Montserrat - Porto Alegre tem que aproveitar os turistas que passam pela Capital, a caminho de Gramado e Canela no inverno. Apenas nos meses de inverno, passam por Porto Alegre 2 milhões de pessoas de passagem para a Serra. Eles não param aqui. Tenho uma proposta de PPP para criar um teleférico entre o morro Santa Tereza e a beira do Guaíba. Existe uma área pública no morro Santa Teresa que pertence ao governo do Estado, que pode ser transformado em um pequeno parque ecológico ali em cima do morro. Em seguida, podemos conceder o espaço para que uma empresa construa um teleférico, unindo o morro ao Guaíba. Essa seria uma atração bacana até para os porto-alegrenses. Além disso, temos os caminhos rurais, em uma zona rural importantíssima em Porto Alegre a ser preservada e estimulada a produzir alimentos orgânicos.
JC - No próximo ano, a Câmara Municipal de Porto Alegre deve revisar o Plano Diretor da cidade. O que considera importante nesse processo?
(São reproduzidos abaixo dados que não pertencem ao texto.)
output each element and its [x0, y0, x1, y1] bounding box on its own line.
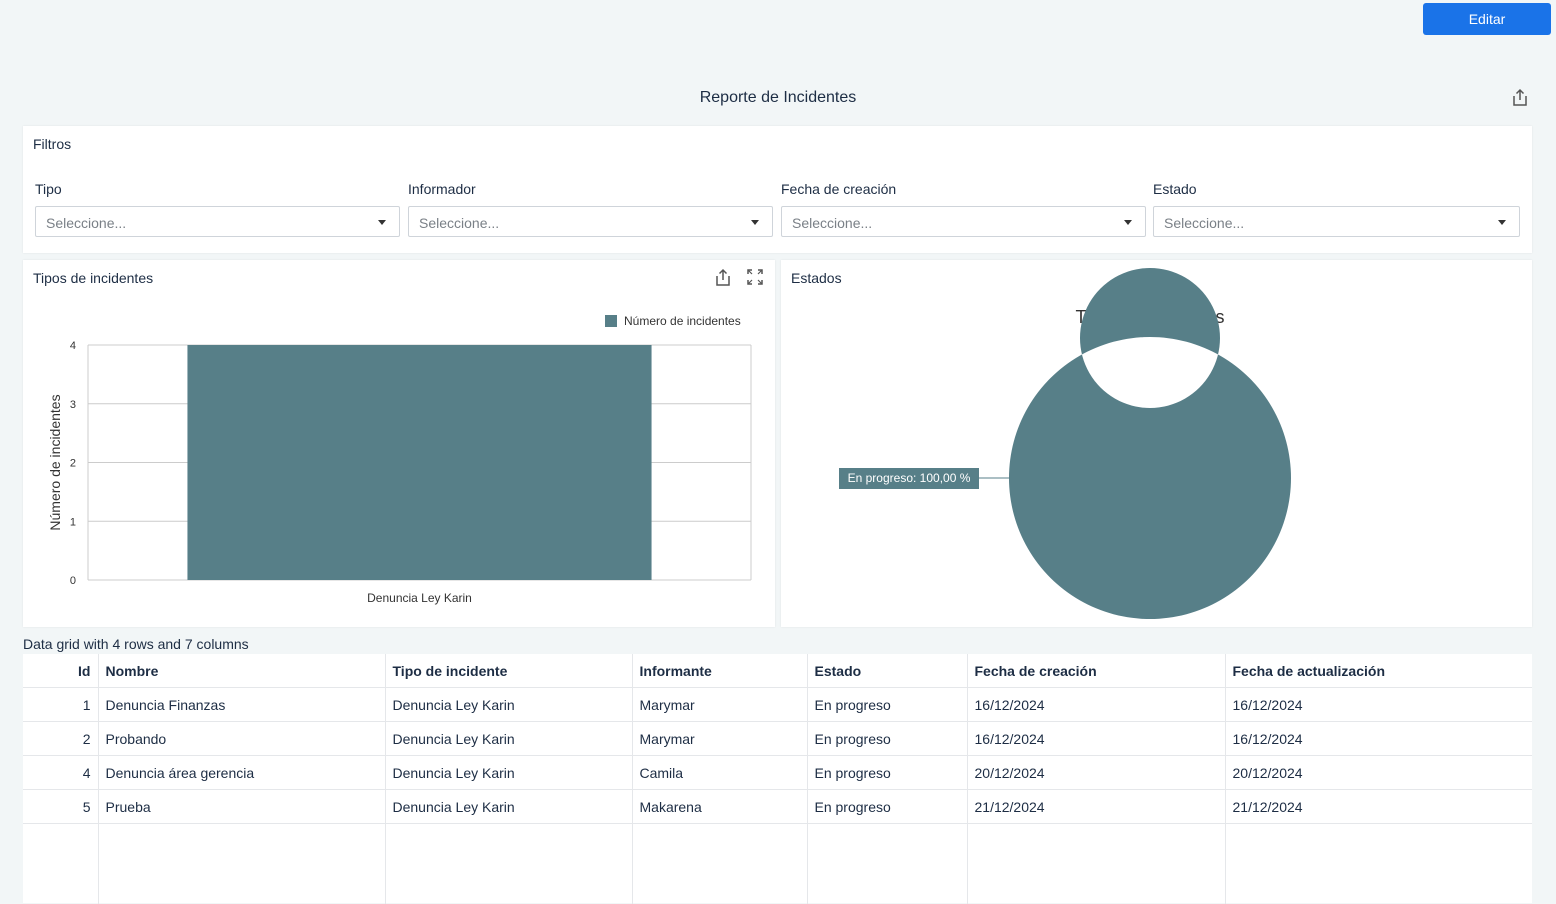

Montserrat - Temos que prestar atenção em vários aspectos do Plano Diretor, mas um deles merece uma atenção especial: a preservação da zona rural de Porto Alegre, que está sendo descaracterizada por uma série de condomínios. A especulação imobiliária, obviamente, cuidando de seus interesses, quer ocupar todo aquele espaço. Por isso, aquela região está deixando de ser uma área rural, para ser uma área de exploração imobiliária. É compreensível o interesse das construtoras, mas essa área rural deve ser preservada por vários motivos. Em primeiro lugar, pela qualidade do ar de Porto Alegre. Essa área arborizada é fundamental para a qualidade do ar. Em segundo lugar, é uma possibilidade de produção de alimentos orgânicos, em uma cadeia local de produção que dilui o tempo e a logística do transporte entre o produto e o consumidor. Afinal, não precisa trazer alimentos de outras cidades para cá. Esse transporte mais próximo também a poluição da cidade.

Perfil

Montserrat Antônio Vasconcellos Martins nasceu em Porto Alegre, no ano de 1959. Formou-se em Medicina pela Ufcspa em 1982. É especialista em Psiquiatria e em Terapia de Família.  Trabalha como psiquiatra forense no Poder Judiciário do Rio Grande do Sul. Em 1996, graduou-se também em Ciências Jurídicas e Sociais, pela Ufrgs. Foi aprovado no exame da Ordem dos Advogados do Brasil. Cursou ainda Comunicação Social com habilitação em Jornalismo na Ufrgs. Também estudou ma Escola de Atores para TV e Cinema, onde fez Oficinas de Roteiros, dirigindo o curta- metragem Lucas, em 2004. Em 2010 foi candidato ao governo do Estado pelo PV, sendo o quarto mais votado, aliado de Marina Silva (Rede), que concorria pela primeira vez à presidência da República. Acompanhou Marina na fundação da Rede Sustentabilidade, da qual foi porta-voz estadual de 2015 a 2016, tendo sido ainda membro da executiva nacional. Atualmente se dedica a atividades profissionais e culturais, escrevendo uma coluna semanal sobre comportamento para alguns sites. Em 2018, lançou o livro Em busca da alma do Brasil, com outros 70 autores, sobre o Brasil e o povo brasileiro.